Speciali
“Un altro Mediterraneo è possibile”
23 Febbraio 2011
Il progetto, che ha come capofila France Télévisions, è nato grazie alla cooperazione tripartita fra l'ASBU (Unione delle Televisioni dei Paesi della Lega Araba), la COPEAM (Conferenza Permanente dell'Audiovisivo Mediterraneo) e l'UER (Unione Europea di Radiotelevisione). Il consorzio è altresì composto dalle Televisioni pubbliche algerina (EPTV), giordana (JRTV), egiziana (ERTU), libanese (Téléliban), marocchina (SNRT) e siriana (ORTAS). Il direttore generale dell'ASBU Slaheddine Maaoui, ha dichiarato: “Il progetto ha funzionato sulla fiducia reciproca grazie alla quale giornalisti di diversi Paesi hanno lavorato in co-produzione. Questo progetto concretizza la sinergia di pace e di dialogo con i nostri partner europei”.
“Euromed news ha raggiunto diversi milioni di telespettatori, di cui la maggior parte ha rappresentato il 'pubblico marginale' del mondo arabo, non abituato ad avere accessi satellitari - ha spiegato entusiasta Claudio Cappon, Vice-Presidente UER - , ottenendo risultati importanti anche sul piano simbolico: Paesi in difficoltà diplomatiche hanno lavorato insieme: il Marocco e l'Algeria, il Libano e la Siria”.

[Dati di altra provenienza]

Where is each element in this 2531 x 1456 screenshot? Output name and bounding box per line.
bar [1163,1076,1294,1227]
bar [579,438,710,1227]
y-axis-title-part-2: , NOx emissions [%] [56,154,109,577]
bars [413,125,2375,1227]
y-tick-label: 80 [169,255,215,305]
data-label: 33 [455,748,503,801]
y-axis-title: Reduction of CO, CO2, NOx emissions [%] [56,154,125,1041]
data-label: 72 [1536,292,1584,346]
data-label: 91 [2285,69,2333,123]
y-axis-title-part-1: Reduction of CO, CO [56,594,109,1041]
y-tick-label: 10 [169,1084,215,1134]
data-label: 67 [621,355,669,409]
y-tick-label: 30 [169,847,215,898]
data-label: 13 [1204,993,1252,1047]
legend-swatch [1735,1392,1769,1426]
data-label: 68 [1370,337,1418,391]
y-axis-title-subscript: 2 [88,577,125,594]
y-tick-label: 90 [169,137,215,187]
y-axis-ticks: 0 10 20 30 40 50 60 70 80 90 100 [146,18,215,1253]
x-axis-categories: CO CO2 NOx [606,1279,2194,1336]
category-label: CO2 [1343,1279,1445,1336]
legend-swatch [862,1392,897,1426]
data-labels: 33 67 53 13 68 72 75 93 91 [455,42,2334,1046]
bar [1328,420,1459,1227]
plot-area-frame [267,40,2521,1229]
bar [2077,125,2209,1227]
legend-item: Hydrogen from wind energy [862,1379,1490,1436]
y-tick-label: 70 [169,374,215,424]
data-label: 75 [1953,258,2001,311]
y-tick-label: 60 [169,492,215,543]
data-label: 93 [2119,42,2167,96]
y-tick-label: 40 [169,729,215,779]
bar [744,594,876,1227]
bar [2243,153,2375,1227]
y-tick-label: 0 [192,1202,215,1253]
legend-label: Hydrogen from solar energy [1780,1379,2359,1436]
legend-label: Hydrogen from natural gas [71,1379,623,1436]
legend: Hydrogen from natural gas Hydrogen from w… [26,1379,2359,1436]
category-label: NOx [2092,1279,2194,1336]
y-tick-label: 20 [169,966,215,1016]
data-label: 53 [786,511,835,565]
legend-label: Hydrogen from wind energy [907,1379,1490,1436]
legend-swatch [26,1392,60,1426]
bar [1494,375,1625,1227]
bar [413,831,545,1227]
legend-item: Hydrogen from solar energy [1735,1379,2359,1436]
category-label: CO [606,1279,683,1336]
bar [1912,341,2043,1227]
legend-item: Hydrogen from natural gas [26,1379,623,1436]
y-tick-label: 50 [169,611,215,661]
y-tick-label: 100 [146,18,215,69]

La conferenza si è conclusa con l'intervento di Alessandra Paradisi, Segretario generale Copeam, che ha dichiarato che “in qualche modo faremo continuare l'esperienza, con altri progetti di coproduzione di news e documentari per parlare alla sponda sud del Mediterraneo, a partire dal programma di sostegno alla 'Capacity building' nel settore cinematografico e audiovisivo del programma Euromed Audiovisuel III".